It’s an industry that often grabs the headlines, but unless you are directly involved in private equity it’s hard to monitor the changes that are impacting it.
In other words, you might read all about the latest acquisition worth tens of millions of dollars – but that’s as far as general knowledge tends to go. When it comes to more subtle changes, most of us are left scratching our heads.
All of the above is the reason behind this guide. In comparison to some investment channels, private equity is continuing to soar and a lot of this is due to the way it is constantly adapting. We are now going to take a look at some of the biggest changes that have impacted the industry and how investors are now approaching it.
Under-performing companies are being targeted more and more
In comparison to previous years, there’s no doubt that the majority of private equity companies are targeting those firms that are struggling. You only have to cast your eye over the dealings by one of the larger firms, Sun Capital, to see this is the case. Marc Leder has gone on record to say that one of the principle things he looks at is to see if a potential company is performing worse than it should – and only then will he consider a deal.
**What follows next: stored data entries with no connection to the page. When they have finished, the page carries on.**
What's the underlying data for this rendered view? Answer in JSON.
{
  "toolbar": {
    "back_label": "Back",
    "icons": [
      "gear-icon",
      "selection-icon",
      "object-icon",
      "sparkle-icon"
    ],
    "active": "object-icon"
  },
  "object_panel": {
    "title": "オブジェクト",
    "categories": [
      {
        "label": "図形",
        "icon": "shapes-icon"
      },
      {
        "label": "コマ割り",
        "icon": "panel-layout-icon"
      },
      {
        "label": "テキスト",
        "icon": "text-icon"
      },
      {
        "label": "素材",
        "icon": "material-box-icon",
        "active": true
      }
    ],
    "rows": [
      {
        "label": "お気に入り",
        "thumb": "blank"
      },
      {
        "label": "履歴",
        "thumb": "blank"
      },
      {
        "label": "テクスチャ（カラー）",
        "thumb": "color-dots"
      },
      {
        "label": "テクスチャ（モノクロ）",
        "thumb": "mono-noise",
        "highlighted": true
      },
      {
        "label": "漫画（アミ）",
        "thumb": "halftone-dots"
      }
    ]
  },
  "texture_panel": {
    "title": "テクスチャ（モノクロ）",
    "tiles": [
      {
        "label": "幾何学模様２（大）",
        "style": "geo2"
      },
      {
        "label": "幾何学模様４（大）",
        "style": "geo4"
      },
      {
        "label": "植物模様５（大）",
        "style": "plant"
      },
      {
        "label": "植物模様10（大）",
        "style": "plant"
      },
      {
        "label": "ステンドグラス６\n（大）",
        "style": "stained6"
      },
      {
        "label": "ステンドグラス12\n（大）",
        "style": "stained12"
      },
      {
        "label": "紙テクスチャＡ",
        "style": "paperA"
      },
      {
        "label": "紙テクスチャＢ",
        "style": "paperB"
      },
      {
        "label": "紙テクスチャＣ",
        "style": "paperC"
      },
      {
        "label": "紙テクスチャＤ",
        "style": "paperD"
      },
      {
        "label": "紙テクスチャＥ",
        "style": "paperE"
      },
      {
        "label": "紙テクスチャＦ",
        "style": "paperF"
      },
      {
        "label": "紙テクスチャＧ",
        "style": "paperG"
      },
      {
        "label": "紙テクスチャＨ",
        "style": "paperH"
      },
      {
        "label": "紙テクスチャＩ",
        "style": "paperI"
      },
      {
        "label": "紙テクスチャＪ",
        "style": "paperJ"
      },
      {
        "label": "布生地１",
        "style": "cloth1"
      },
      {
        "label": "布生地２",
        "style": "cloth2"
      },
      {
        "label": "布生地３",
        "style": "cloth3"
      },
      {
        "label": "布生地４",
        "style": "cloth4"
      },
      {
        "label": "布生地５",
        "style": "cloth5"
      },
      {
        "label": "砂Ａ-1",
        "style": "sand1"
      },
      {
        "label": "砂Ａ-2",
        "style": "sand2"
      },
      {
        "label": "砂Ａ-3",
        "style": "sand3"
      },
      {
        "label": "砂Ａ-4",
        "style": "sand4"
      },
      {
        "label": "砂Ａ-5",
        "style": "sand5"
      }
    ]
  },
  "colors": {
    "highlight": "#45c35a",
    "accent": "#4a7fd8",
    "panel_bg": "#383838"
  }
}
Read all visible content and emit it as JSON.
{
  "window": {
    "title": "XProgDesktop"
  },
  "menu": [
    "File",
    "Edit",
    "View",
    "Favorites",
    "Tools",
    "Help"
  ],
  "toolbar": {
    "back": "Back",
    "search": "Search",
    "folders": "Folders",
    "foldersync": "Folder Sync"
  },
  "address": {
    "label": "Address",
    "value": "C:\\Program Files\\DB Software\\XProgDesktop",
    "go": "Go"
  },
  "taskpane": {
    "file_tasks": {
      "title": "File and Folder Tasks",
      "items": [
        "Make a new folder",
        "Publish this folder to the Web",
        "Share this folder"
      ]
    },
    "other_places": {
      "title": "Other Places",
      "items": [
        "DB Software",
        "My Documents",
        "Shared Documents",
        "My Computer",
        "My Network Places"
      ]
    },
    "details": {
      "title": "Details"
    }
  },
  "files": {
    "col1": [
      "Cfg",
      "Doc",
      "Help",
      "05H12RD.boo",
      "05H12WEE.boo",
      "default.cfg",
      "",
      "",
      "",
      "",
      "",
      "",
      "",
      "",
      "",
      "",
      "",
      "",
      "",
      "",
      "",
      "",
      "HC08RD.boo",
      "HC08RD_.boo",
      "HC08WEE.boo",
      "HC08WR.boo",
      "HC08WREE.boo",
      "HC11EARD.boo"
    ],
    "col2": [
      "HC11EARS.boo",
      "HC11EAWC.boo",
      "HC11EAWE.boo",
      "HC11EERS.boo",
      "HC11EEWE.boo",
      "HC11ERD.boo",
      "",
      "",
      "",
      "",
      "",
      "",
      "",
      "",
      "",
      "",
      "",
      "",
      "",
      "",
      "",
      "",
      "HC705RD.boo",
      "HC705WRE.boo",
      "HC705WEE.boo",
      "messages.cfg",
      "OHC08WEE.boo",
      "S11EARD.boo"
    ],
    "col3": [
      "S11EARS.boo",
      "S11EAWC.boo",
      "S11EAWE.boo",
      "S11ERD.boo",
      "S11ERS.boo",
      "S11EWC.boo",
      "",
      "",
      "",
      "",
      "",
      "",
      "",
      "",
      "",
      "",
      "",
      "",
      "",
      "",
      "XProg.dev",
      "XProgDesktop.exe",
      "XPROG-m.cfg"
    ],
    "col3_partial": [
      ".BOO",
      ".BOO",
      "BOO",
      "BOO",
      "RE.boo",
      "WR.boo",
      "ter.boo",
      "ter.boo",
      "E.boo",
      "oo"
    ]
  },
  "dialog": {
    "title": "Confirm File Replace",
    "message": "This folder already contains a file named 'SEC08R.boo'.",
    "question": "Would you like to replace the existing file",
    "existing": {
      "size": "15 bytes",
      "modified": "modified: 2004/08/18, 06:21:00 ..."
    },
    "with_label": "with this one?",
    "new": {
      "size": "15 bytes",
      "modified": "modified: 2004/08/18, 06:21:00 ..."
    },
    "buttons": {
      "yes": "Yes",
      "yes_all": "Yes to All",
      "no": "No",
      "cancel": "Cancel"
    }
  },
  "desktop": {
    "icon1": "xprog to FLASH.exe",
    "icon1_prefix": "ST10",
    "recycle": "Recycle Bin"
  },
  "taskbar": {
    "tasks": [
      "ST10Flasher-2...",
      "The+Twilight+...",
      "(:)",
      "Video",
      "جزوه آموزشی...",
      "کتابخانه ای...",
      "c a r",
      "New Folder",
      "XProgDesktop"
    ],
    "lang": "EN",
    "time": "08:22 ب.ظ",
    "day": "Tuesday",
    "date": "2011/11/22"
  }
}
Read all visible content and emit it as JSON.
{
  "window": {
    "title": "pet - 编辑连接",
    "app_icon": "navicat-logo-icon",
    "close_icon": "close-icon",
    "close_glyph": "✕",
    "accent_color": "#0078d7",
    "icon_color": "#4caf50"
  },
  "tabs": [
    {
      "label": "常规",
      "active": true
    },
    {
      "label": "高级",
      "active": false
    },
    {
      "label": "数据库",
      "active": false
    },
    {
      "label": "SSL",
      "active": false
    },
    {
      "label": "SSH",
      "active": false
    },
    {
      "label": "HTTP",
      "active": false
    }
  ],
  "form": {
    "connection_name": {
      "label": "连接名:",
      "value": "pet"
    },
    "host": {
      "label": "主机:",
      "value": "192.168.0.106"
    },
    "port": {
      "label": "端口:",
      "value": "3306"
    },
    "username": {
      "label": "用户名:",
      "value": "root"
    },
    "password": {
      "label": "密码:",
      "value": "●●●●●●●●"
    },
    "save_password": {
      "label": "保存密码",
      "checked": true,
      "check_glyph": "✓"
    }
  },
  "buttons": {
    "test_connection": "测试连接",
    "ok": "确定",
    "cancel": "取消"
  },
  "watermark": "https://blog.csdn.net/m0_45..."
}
Once upon a time this wasn’t the case, but whether it’s due to the enhanced knowledge that a lot of the major private equity investors have, or other reasons which we will touch on below, there’s no doubt there has been a shift in strategy.
Valuations are increasing
The previous point leads perfectly onto this. In the eyes of a private equity investor, there’s no doubt that valuations are always going to appear “high”. After all, this is the nature of the game.
However, there’s no doubt that valuations have increased significantly over the last few years and this is affecting how the entire industry operates. Under-performing companies aren’t just targeted for all of the reasons we documented previously, but also because those businesses which are performing well are just priced out of the game. They just don’t represent very good investment opportunities.
Management teams are no longer “stripped out”
A common approach for private equity investors used to be to come in and make wholesale changes. Admittedly, in some regards at least, this still happens. However, in relation to the management team there is a much less drastic approach that is often adopted.
Sure, PE firms will still bring in their own professionals – particularly if they already have experience in a specific market. This isn’t necessarily to replace an existing team though – even if that team hasn’t been getting results (see the section on underperforming companies). There’s much more appreciation for “local knowledge”, so to speak, with existing management teams possessing the knowhow which can help the new investors navigate past problems and devise the appropriate solutions.